I  feel honor bound to defend the working animals of the world – I have lived with many of them for years – from the truly awful idea that work for working animals is abuse, and that their only acceptable roles in our world are to be pets, where they must vanish to farms and preserves, where their only work is to eat and eliminate. If you live with Red or horses or my donkeys or any kind of working animal, you know what a horribly misguided  idea that is. I am bringing along my Carriage Horse Fact Sheet in case any City Council Member wants to see it. As of Saturday, the mayor had not accepted Neeson’s invitation, nor has the City Council President, a leader in the move to ban the horses. About eight city council members have accepted, more might come.

If the mayor doesn’t show up, I don’t think it will look good for him, the least he can do as he tries to ban the horses and put 300 people out of work is come and look them in the eye and talk to them. Righteous talk is easy, looking hard-working and honest people in the eye with bad news is much harder. I want to be there, I need to be there, I am glad I was invited.

I had a lot of exposure to celebrities when I was a reporter and also a producer for CBS News, I am not in awe of them, I do not envy them their lives. They had no privacy even before the Internet, they have to work so hard to maintain themselves, their bodies and their public persona. It is a brutal way to live.
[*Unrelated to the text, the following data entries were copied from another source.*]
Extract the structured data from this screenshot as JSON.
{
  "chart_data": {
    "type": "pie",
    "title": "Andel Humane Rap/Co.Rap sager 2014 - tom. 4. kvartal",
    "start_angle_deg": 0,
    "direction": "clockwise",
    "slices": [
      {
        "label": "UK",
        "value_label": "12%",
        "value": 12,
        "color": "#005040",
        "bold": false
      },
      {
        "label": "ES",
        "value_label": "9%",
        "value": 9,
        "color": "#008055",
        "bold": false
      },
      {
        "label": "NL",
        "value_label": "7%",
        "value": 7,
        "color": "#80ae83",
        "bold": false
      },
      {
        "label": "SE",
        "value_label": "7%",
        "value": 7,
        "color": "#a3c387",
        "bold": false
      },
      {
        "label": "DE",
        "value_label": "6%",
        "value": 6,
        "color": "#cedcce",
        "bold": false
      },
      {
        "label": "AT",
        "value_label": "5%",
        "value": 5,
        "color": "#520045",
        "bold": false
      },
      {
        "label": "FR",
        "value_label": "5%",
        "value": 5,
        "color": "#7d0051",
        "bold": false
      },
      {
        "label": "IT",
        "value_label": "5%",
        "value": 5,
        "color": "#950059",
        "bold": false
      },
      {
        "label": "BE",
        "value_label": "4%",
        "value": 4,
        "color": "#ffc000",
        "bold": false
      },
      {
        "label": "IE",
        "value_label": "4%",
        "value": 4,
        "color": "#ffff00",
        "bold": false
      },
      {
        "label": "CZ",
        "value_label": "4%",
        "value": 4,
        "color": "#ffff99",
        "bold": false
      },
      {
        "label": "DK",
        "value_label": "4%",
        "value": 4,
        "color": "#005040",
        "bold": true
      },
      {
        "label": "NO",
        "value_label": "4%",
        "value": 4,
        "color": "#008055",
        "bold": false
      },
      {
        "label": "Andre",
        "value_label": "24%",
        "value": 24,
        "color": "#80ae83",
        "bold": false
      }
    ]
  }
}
Liam Neeson seems like a celebrity who has retained his humanity, he often goes to see his carriage driver friends as they wait in Central Park, many of them are from Ireland, as he is. He visits the stables often, he loves horses and has been around them his whole life, unlike the mayor, who has never even had a dog or a cat. (The City Council President goes to great pains to point out that she has a rescue cat, so she knows it is “cruel” to make horses pull carriages.) Neeson is calling attention to the fact that the stables are open and transparent, the owners have nothing to hide, anyone is welcome to come and see them. I did, and the only thing the horses need saving from are their rescuers.

It is curious that none of the people seeking to put the carriage trade out of business have ever come to the stables to see the horses they are trying to banish and none of them are willing to meet with or talk to the carriage owners or riders.

So it is an odd journey for me, an unusual one. Someone asked me if I ever imagined that I would be asked to leave Bedlam Farm to journey to New York city to meet a famous actor in a carriage horse stable and take photos and plead with the politicians of New York to spare the horses. I will, if asked, explain that work is not cruel for working animals, there is no evidence of chronic abuse of the horses, they are safe in New York and well cared for. I will ask them not to send the horses out into the world of equine slaughter, where 155,000 horses a year are sent to die in Canada and Mexico, often under the most brutal conditions.

The survival of these beautiful horses depends on their finding ways to work with humans, not on their being deprived of the little work they have. Animals that do not work in partnership with humans do not last long in this world, this safe and profitable work is life and death for them, and one of the few ways human beings can stay in touch with the animal world, be near animals, see them and appreciate them. That cannot happen if all the horses are sent away. I will also ask them to think of the many people who live in and visit New York – especially children – who see the magic and romance and history in these animals. They deserve better than to be forced into eco-friendly vintage electric cars. Magic is as important in our lives as new condos, the horses carry it with them.

And yes, I’m eager to get a photo of Liam Neeson and some horses, and thank him. So off to New York on this strange quest, i will come back on Monday, I imagine I will have some stories to tell.